When the recipient is the person who usually coordinates the award, it puts a whole new spin on things.

Despite attempts to keep the award a secret, Wayne Biltz knew something was up – particularly because the dairy committee wasn’t including him in the award preparation.

“It was either they were giving me the award or putting me out to pasture,” he laughed.

The award didn’t end up being a surprise to Biltz, but it also didn’t end up being a surprise to the 200 people at the banquet March 4.

Biltz, a longtime dairy farmer in Kent, Ohio, and dairy committee member, was a likely candidate for an award that is reserved each year for a top dairyman.

Life after farming. With more than 40 years of dairy farming under his belt, Biltz put an age-old question to the test: Is there life after farming?

When his city’s boundaries began pushing up against his backyard, he decided to turn in his barn boots for a tool belt and went to work at Henry Bierce Hardware in Tallmadge, Ohio.

Despite the career turn, Biltz stays true to his farming roots by making hay and planting corn, soybeans and pumpkins.

He keeps in touch with his dairy side by continuing his 30-year tenure on the dairy committee and being a 4-H adviser.

Biltz, who still remembers the exact date in May 1998 that he sold his cows, is respected just as much at his new job as he was in his dairy career, according to award presenter Dann Timmons.

“Some customers won’t come [to the hardware store] if it’s his day off, and for others, their first question is whether he is working,” Timmons said.

Dairy friends. Biltz wasn’t the only farmer in the spotlight at the banquet.

Carl Rufener of Suffield, Ohio, shared in the recognition as winner of the Friends of the Dairyman award.

Rufener has donned many farming hats, including grain hauler, seed dealer, lime spreader and no-till farmer, and since 1976 he’s also had a milk hauling business.

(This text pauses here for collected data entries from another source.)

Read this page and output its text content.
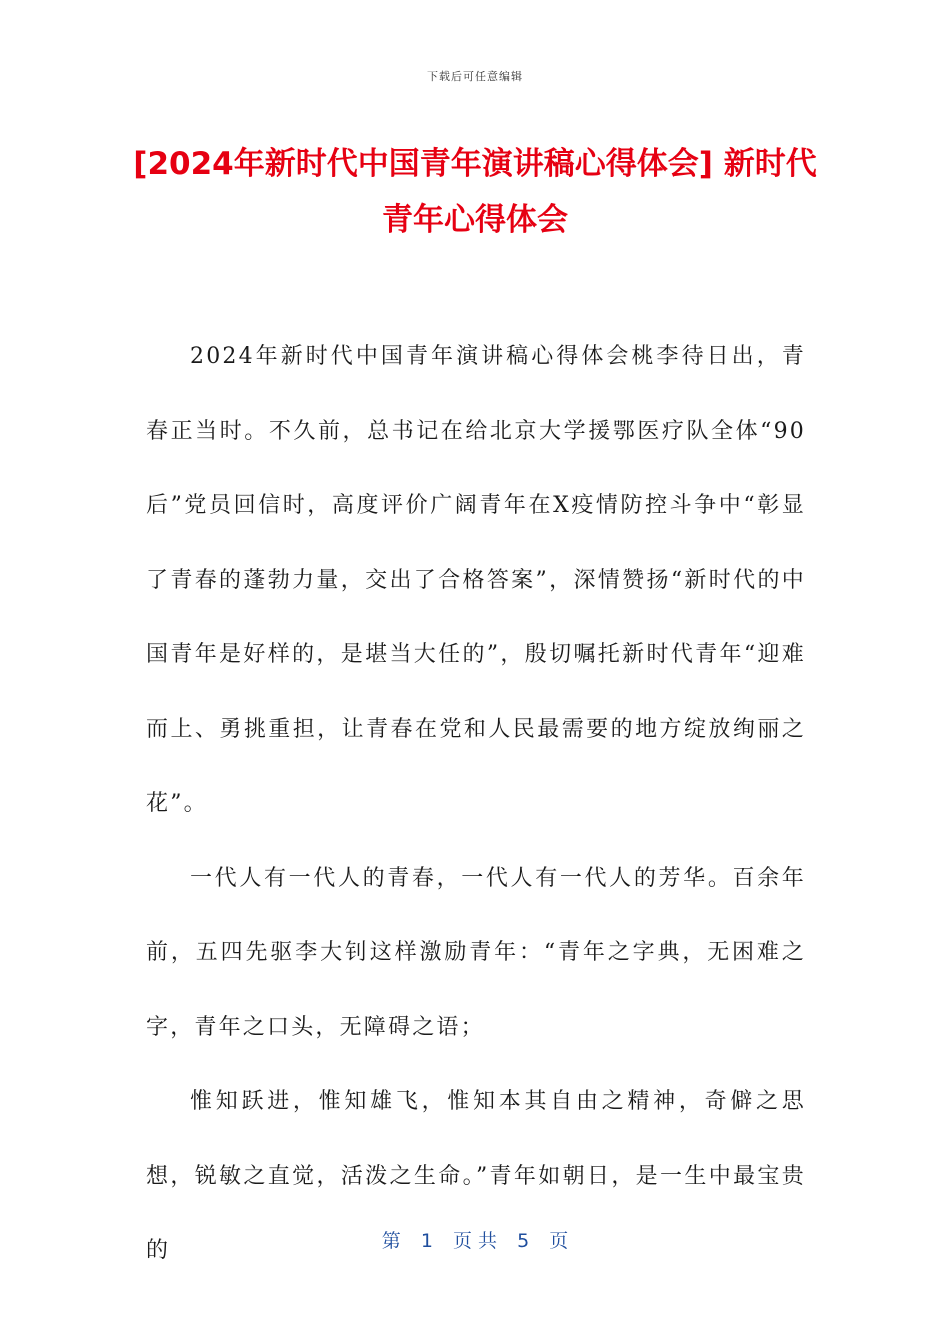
下载后可任意编辑
[2024年新时代中国青年演讲稿心得体会] 新时代青年心得体会

2024年新时代中国青年演讲稿心得体会桃李待日出，青春正当时。不久前，总书记在给北京大学援鄂医疗队全体“90后”党员回信时，高度评价广阔青年在X疫情防控斗争中“彰显了青春的蓬勃力量，交出了合格答案”，深情赞扬“新时代的中国青年是好样的，是堪当大任的”，殷切嘱托新时代青年“迎难而上、勇挑重担，让青春在党和人民最需要的地方绽放绚丽之花”。

一代人有一代人的青春，一代人有一代人的芳华。百余年前，五四先驱李大钊这样激励青年：“青年之字典，无困难之字，青年之口头，无障碍之语；

惟知跃进，惟知雄飞，惟知本其自由之精神，奇僻之思想，锐敏之直觉，活泼之生命。”青年如朝日，是一生中最宝贵的	第 1 页 共 5 页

With two trucks and 16 stops, he hauls more than 2 million pounds of milk a month.

In addition, Rufener farms approximately 1,800 acres and collects antique tractors.

High producers. Leading production awards on official test was Grac-Glen Farm with 31,897 pounds of milk, 1,110 pounds of fat and 957 pounds of protein.

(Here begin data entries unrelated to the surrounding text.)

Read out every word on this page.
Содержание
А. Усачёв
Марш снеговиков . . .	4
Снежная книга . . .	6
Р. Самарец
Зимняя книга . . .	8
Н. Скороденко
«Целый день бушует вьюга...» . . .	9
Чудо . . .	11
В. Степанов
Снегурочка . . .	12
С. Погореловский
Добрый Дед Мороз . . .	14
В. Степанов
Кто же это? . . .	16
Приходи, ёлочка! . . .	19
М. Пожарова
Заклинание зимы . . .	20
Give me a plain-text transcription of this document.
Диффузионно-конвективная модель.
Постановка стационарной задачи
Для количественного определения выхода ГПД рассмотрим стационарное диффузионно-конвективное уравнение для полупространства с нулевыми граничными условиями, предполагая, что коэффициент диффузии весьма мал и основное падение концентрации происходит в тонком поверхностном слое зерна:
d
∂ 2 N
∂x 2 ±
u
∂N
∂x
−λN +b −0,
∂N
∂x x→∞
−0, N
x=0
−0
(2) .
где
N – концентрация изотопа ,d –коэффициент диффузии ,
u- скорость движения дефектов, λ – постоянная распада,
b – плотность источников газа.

Dave Winchell’s Holstein herd on official test was next in production with 23,198 pounds of milk, 817 pounds of fat and 699 pounds of protein.

Congress Lake Farms topped the on-the-farm-computer production with 24,300 pounds of milk, and Herchek Dairy Farm was second with 21,600 pounds.

Grac-Glen Farm also had the highest single lactation record. The cow lactated 365 days and produced 57,430 pounds of milk, 1,551 pounds of fat and 1,483 pounds of protein.

Princess crowned. Becky Jasinski of Mantua, Ohio, was crowned dairy princess.

Jasinski, daughter of Ronald and Dawn Jasinski, is a senior at Trumbull Career and Technical Center and works on a dairy farm in Portage County.

She is an eight-year member of Crazy Critters 4-H and has shown horses, rabbits, poultry and beef.